Some retailers launched online deals well in advance of Thanksgiving, Black Friday and Cyber Monday.
Every day Liz and Tom Sublewski find one or more email marketing messages in their respective e-mail boxes at home or work. More often than not, they delete the messages before opening them, and of those they open, they delete the majority after reading the first sentence.
The couple receives 20 messages a week between them and even more during peak shopping seasons. They regularly buy merchandise online and expect to receive many permission-based and non-permission-based email marketing messages. But they are selective about what they read. “We receive a lot of spam and once I recognize it, I hit the delete button without viewing it,” says Liz Sublewski.
U.S. marketers will send 209 billion emails in 2004, up from a projected 16.8 billion this year, according to Cambridge, Mass.-based Forrester Research Inc. Creating campaigns that overcome the apathy of consumers like the Sublewskis is a major challenge facing Internet retailers.
“There is only going to be more clutter,” declares Cathleen Santous, a senior market analyst for eMarketer, a New York-based e-commerce research firm. “It won’t be enough just to get a click-through, more emphasis is going to have to be put on achieving the goals of the campaign and that means getting recipients to buy.”
To help Internet retailers increase buy ratios from email marketing campaigns, software vendors and application service providers are delivering applications that generate more detailed buying data and meld text, images and audio.
These new tools are expected to give Internet retailers the ability to customize each message in a campaign, make the messages more enticing and provide proactive customer service by automatically sending messages that update customers on the status of their order or of a future auction or sale.
The new generation of programs can also compile customer buying profiles and personal preferences, track the percentage of messages that translate into sales and recommend frequency rates for individual names on a mailing list based on click-through patterns.
Additionally, email marketing programs can detect the technological capability of individual recipients. This capability is key, since some consumers do not have email programs that enable their computers to translate the rich media capabilities of email marketing applications into a readable format. Nor do all hardware platforms that can run email applications, such as personal digital assistants and web-enabled cell phones, have the ability to reproduce graphics and audio.
“Email marketers have to be experts in personalization and technology today,” insists William Park, chairman and CEO of Digital Impact Inc., a San Mateo, Calif.-based ASP for email marketing services. “The primary obstacle for the marketer is creating the best message to be viewed in the right media format.”
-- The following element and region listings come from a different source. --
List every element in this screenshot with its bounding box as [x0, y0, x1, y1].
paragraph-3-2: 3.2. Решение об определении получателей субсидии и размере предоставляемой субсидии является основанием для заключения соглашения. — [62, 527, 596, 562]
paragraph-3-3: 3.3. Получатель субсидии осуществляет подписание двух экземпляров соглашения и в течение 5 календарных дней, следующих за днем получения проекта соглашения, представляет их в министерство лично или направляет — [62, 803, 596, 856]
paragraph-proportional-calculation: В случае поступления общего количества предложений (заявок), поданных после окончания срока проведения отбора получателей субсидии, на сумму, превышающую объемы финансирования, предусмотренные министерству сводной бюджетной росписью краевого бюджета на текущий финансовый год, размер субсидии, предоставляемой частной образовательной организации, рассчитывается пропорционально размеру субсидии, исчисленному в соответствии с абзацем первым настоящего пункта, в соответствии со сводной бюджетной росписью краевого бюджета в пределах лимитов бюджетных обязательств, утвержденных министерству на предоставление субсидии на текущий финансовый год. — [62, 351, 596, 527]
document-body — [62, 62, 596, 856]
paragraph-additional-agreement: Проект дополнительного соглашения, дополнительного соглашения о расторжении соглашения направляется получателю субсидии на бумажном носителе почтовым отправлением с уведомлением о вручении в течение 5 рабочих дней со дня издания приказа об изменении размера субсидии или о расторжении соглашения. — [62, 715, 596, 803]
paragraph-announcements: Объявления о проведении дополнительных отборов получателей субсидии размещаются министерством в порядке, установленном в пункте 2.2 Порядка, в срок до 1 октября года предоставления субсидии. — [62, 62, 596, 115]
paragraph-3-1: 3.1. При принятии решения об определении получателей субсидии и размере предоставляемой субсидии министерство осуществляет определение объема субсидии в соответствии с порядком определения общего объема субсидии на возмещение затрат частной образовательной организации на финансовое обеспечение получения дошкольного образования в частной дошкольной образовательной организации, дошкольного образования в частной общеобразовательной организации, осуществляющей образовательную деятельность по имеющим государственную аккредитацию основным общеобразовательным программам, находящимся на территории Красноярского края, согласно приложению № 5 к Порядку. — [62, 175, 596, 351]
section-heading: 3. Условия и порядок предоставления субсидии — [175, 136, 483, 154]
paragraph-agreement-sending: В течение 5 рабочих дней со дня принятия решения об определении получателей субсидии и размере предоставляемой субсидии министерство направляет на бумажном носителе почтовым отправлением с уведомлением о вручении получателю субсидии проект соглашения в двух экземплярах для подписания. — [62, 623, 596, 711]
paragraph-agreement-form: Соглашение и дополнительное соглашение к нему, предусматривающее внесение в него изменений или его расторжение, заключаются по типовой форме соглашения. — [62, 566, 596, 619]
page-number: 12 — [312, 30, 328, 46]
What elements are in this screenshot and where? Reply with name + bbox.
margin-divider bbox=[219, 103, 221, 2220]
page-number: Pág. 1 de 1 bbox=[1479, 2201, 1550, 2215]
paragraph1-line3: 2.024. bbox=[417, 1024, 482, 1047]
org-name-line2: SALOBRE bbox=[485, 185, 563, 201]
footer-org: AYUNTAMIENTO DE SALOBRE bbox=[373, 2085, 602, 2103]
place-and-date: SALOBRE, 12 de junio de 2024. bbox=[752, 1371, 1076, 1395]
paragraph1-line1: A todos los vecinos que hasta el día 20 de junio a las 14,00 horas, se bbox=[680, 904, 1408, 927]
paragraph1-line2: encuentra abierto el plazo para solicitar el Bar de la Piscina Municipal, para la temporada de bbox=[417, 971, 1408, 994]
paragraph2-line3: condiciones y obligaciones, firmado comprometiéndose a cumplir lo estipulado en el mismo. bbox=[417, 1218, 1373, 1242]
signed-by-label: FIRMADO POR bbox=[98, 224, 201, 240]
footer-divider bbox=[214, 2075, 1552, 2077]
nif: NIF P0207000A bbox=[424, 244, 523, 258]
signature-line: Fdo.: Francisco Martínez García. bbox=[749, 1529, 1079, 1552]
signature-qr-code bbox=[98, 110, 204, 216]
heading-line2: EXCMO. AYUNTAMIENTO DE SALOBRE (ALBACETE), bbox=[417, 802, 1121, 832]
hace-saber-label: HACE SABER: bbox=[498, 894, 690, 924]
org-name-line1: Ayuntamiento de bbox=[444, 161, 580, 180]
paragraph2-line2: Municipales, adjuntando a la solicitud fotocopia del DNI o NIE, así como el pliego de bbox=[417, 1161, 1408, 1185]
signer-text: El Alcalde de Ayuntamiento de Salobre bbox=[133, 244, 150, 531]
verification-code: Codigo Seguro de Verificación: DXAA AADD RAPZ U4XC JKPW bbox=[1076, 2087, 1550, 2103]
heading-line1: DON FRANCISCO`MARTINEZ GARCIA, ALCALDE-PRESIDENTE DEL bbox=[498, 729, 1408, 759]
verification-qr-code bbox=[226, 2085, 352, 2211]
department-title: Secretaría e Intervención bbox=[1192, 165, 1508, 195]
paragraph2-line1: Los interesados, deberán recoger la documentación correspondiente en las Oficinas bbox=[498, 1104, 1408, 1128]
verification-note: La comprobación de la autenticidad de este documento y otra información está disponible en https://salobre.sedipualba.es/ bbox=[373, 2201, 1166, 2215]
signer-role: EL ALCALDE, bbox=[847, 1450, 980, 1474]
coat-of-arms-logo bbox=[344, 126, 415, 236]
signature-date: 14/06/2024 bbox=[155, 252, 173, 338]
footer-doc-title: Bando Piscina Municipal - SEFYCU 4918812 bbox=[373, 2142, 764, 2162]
The increasing sophistication of email marketing applications has brought Internet retailers to understand that delivering the message in a format that can be viewed by the customer is a key building block for healthy click-through and purchase ratios.
Born to run a program
Programs that detect whether consumers can receive graphically rich HTML email documents send a message back to a server on which the graphics for the email are kept. Graphics for HTML email messages are kept separately on a server because unlike text, they cannot be embedded in an email message. When an HTML-based email message containing graphics is opened by an email program that can read HTML, coding within the message notifies the server to instantly download the graphics to that email. If the recipient’s email program cannot read HTML-based messages, no message to download graphics is sent to the server and the message appears as plain text. “Graphics have to reside outside the email message, but text does not because it resides within the email message,” says Kate Leahy, director of marketing for New York-based Bigfoot Interactive, an email marketing ASP and agency.
Once Internet retailers know the format in which to send each customer a message they can focus on personalizing content. “The technology is out there to get at different levels of information about the customer so you can create more targeted campaigns,” says Steve Rudman, vice president of relationship marketing for Pasadena, Calif.-based Ticketmaster.com. “The more customization, the more relevant your campaign.”
Ticketmaster, which attracted 3.5 million visitors during July, works with Lexington, Mass.-based e-Dialog Inc. to create targeted email campaigns. In 1999, Ticketmaster created a three-part campaign aimed at retaining customers and selling products associated with rocker Bruce Springsteen. The campaign targeted customers who purchased tickets to Springsteen’s 15 shows at the New Jersey Meadowlands. About 14,000 people bought tickets online. Ticketmaster frequently runs promotional tie-ins with performers to whose shows it sells tickets.
Phase one of the campaign sent a thank you note to each customer. Phase two, sent a few days before each show, was a message promoting links to sites where ticket holders could purchase Springsteen CDs, as well as links for directions to the arena from their home address and a seating chart. The final phase of the campaign sent a message to ticket holders within three days after the show they attended and provided the list of songs played during that show (Springsteen changes his set list for each show). The message included links to buy the CD for each song on the list and a promotion for a tour T-shirt available only to concertgoers who bought tickets online.
The campaign, which was customized to Ticketmaster’s specifications but did not require customized software, proved highly successful. Of the 49% of customers who clicked through the final message, 20% made a purchase. In comparison, email marketers average a 10% click-through rate on in-house lists and a 2.5% conversion-to-buy rate, according to Forrester Research. Ticketmaster declines to reveal the cost of the campaign or the return on investment.